By the time DiMaggio left Los Angeles, having helped Marilyn move some of her new furniture into her Brentwood house, he’d come
to thoroughly distrust her psychiatrist. “Even Marilyn began to wonder about Greenson,” recalled Joe DiMaggio Jr. “She told me as early as mid-March that she planned to make one more picture and then move back to New York. She’d finally come to share my father’s opinion regarding Hollywood—he called it ‘a cesspool,’ and she termed it ‘the first circle of hell.’ ”

Ongoing surveillance of Monroe by both the Secret Service and the FBI revealed that on March 24, 1962, Monroe and John F. Kennedy spent the night together at Bing Crosby’s Palm Desert residence. A photograph of them, located in the FBI files, shows JFK attired in a turtleneck sweater and slacks, while Marilyn has on only a white terry cloth bathrobe. Peter Lawford originally asked Frank Sinatra to host Marilyn and the president at his Palm Springs home. In anticipation of their arrival, Sinatra had spent some $500,000 transforming his estate into the West Coast White House, constructing a series of bungalows for the Secret Service and a heliport to accommodate the executive chopper that would be used to transport Kennedy from the Palm Springs airport to the property.

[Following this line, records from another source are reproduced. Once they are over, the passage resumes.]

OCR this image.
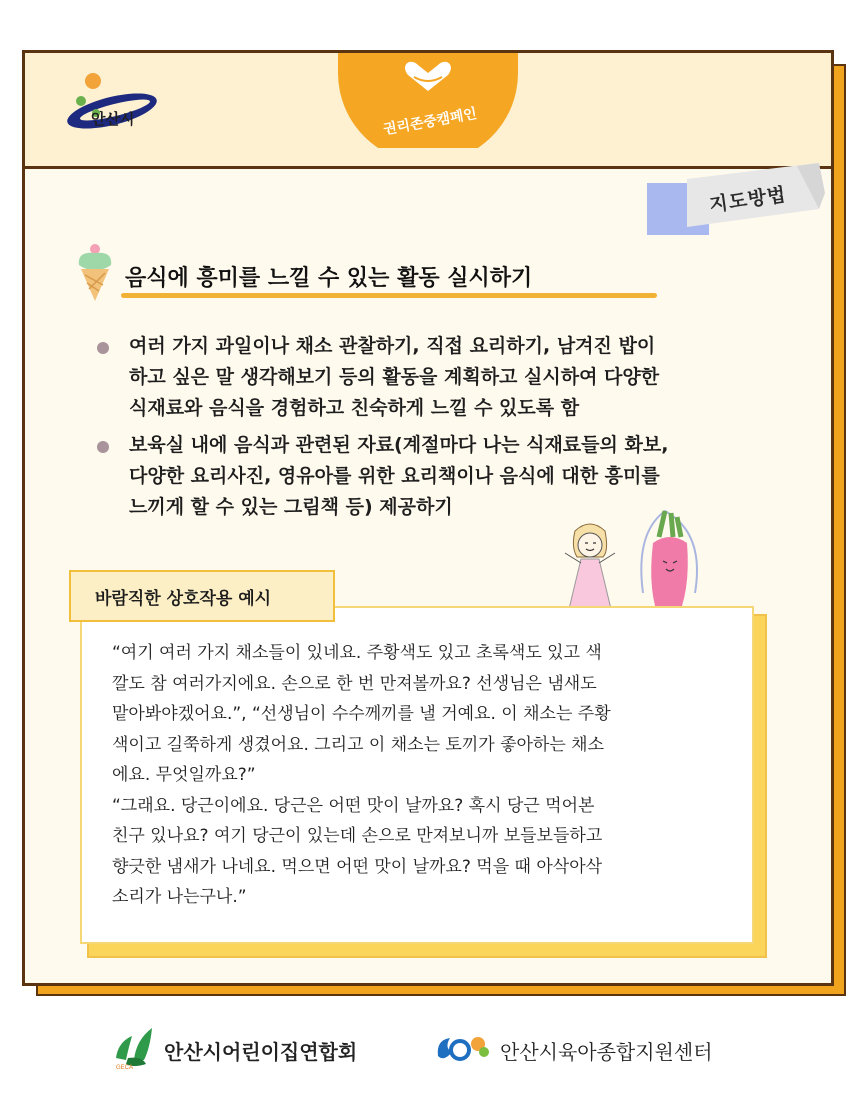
안산시	권리존중캠페인
지도방법
음식에 흥미를 느낄 수 있는 활동 실시하기
여러 가지 과일이나 채소 관찰하기, 직접 요리하기, 남겨진 밥이
하고 싶은 말 생각해보기 등의 활동을 계획하고 실시하여 다양한
식재료와 음식을 경험하고 친숙하게 느낄 수 있도록 함
보육실 내에 음식과 관련된 자료(계절마다 나는 식재료들의 화보,
다양한 요리사진, 영유아를 위한 요리책이나 음식에 대한 흥미를
느끼게 할 수 있는 그림책 등) 제공하기
바람직한 상호작용 예시

“여기 여러 가지 채소들이 있네요. 주황색도 있고 초록색도 있고 색

깔도 참 여러가지에요. 손으로 한 번 만져볼까요? 선생님은 냄새도

맡아봐야겠어요.”, “선생님이 수수께끼를 낼 거예요. 이 채소는 주황

색이고 길쭉하게 생겼어요. 그리고 이 채소는 토끼가 좋아하는 채소

에요. 무엇일까요?”

“그래요. 당근이에요. 당근은 어떤 맛이 날까요? 혹시 당근 먹어본

친구 있나요? 여기 당근이 있는데 손으로 만져보니까 보들보들하고

향긋한 냄새가 나네요. 먹으면 어떤 맛이 날까요? 먹을 때 아삭아삭

소리가 나는구나.”

GECA
안산시어린이집연합회	안산시육아종합지원센터
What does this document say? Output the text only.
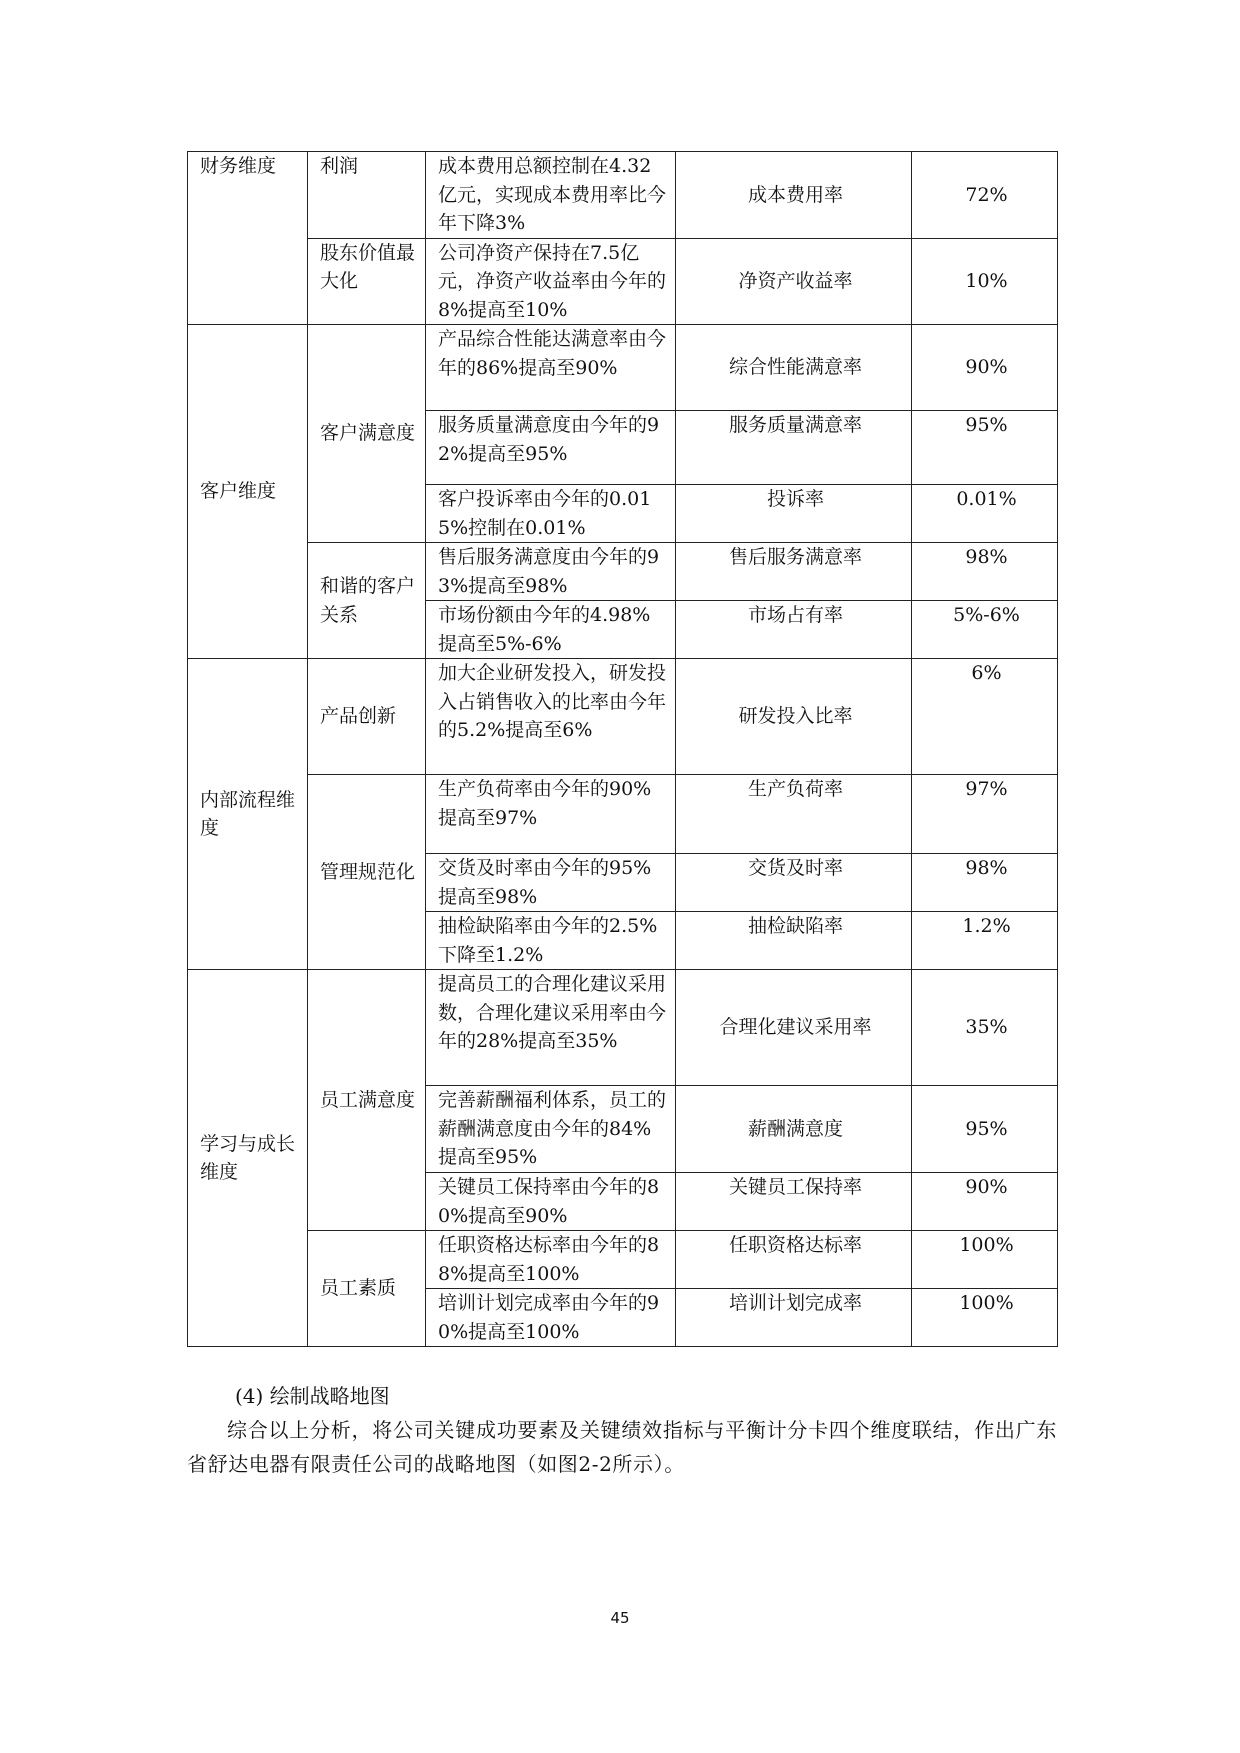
财务维度	利润	成本费用总额控制在4.32亿元，实现成本费用率比今年下降3%	成本费用率	72%
	股东价值最大化	公司净资产保持在7.5亿元，净资产收益率由今年的8%提高至10%	净资产收益率	10%
客户维度	客户满意度	产品综合性能达满意率由今年的86%提高至90%	综合性能满意率	90%
		服务质量满意度由今年的92%提高至95%	服务质量满意率	95%
		客户投诉率由今年的0.015%控制在0.01%	投诉率	0.01%
	和谐的客户关系	售后服务满意度由今年的93%提高至98%	售后服务满意率	98%
		市场份额由今年的4.98%提高至5%-6%	市场占有率	5%-6%
内部流程维度	产品创新	加大企业研发投入，研发投入占销售收入的比率由今年的5.2%提高至6%	研发投入比率	6%
	管理规范化	生产负荷率由今年的90%提高至97%	生产负荷率	97%
		交货及时率由今年的95%提高至98%	交货及时率	98%
		抽检缺陷率由今年的2.5%下降至1.2%	抽检缺陷率	1.2%
学习与成长维度	员工满意度	提高员工的合理化建议采用数，合理化建议采用率由今年的28%提高至35%	合理化建议采用率	35%
		完善薪酬福利体系，员工的薪酬满意度由今年的84%提高至95%	薪酬满意度	95%
		关键员工保持率由今年的80%提高至90%	关键员工保持率	90%
	员工素质	任职资格达标率由今年的88%提高至100%	任职资格达标率	100%
		培训计划完成率由今年的90%提高至100%	培训计划完成率	100%

(4) 绘制战略地图

综合以上分析，将公司关键成功要素及关键绩效指标与平衡计分卡四个维度联结，作出广东省舒达电器有限责任公司的战略地图（如图2-2所示）。

45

“A month before the visit,” said Peter Lawford, “J. Edgar Hoover informed Bobby Kennedy that the FBI had been made aware of Frank Sinatra’s ongoing dealings with leading Mob figures, such as Sam Giancana. I received a phone call from Bobby informing me that they’d decided to have the president stay at Bing Crosby’s house rather than Sinatra’s. Bobby asked me to pass on this information to Sinatra, which I did. From that day forward Sinatra was
persona non grata
at the Kennedy White House. He blamed me for what happened, and it ended our friendship. He was furious. He got hold of a jackhammer and tore up the heliport outside his property. His last words to me were, ‘Why would he stay at Crosby’s place? Crosby’s a fucking Republican.’ ”

•  •  •

Despite his growing animosity toward Marilyn’s psychiatrist, the month of April turned out relatively well for Joe DiMaggio. He spent several days with Marilyn at her Brentwood house, met with his son one
weekend in San Francisco, was paid handsomely to appear at a baseball memorabilia show in Boston, and was invited to lunch at the United Nations with UN Undersecretary General Ralph Bunche. Although the working press had to provide UN security guards with proper identification, when DiMaggio reached the dining room entrance, the guards instantly recognized him.
“Come on in, Joe,” said one of them, “Dr. Bunche is waiting for you.”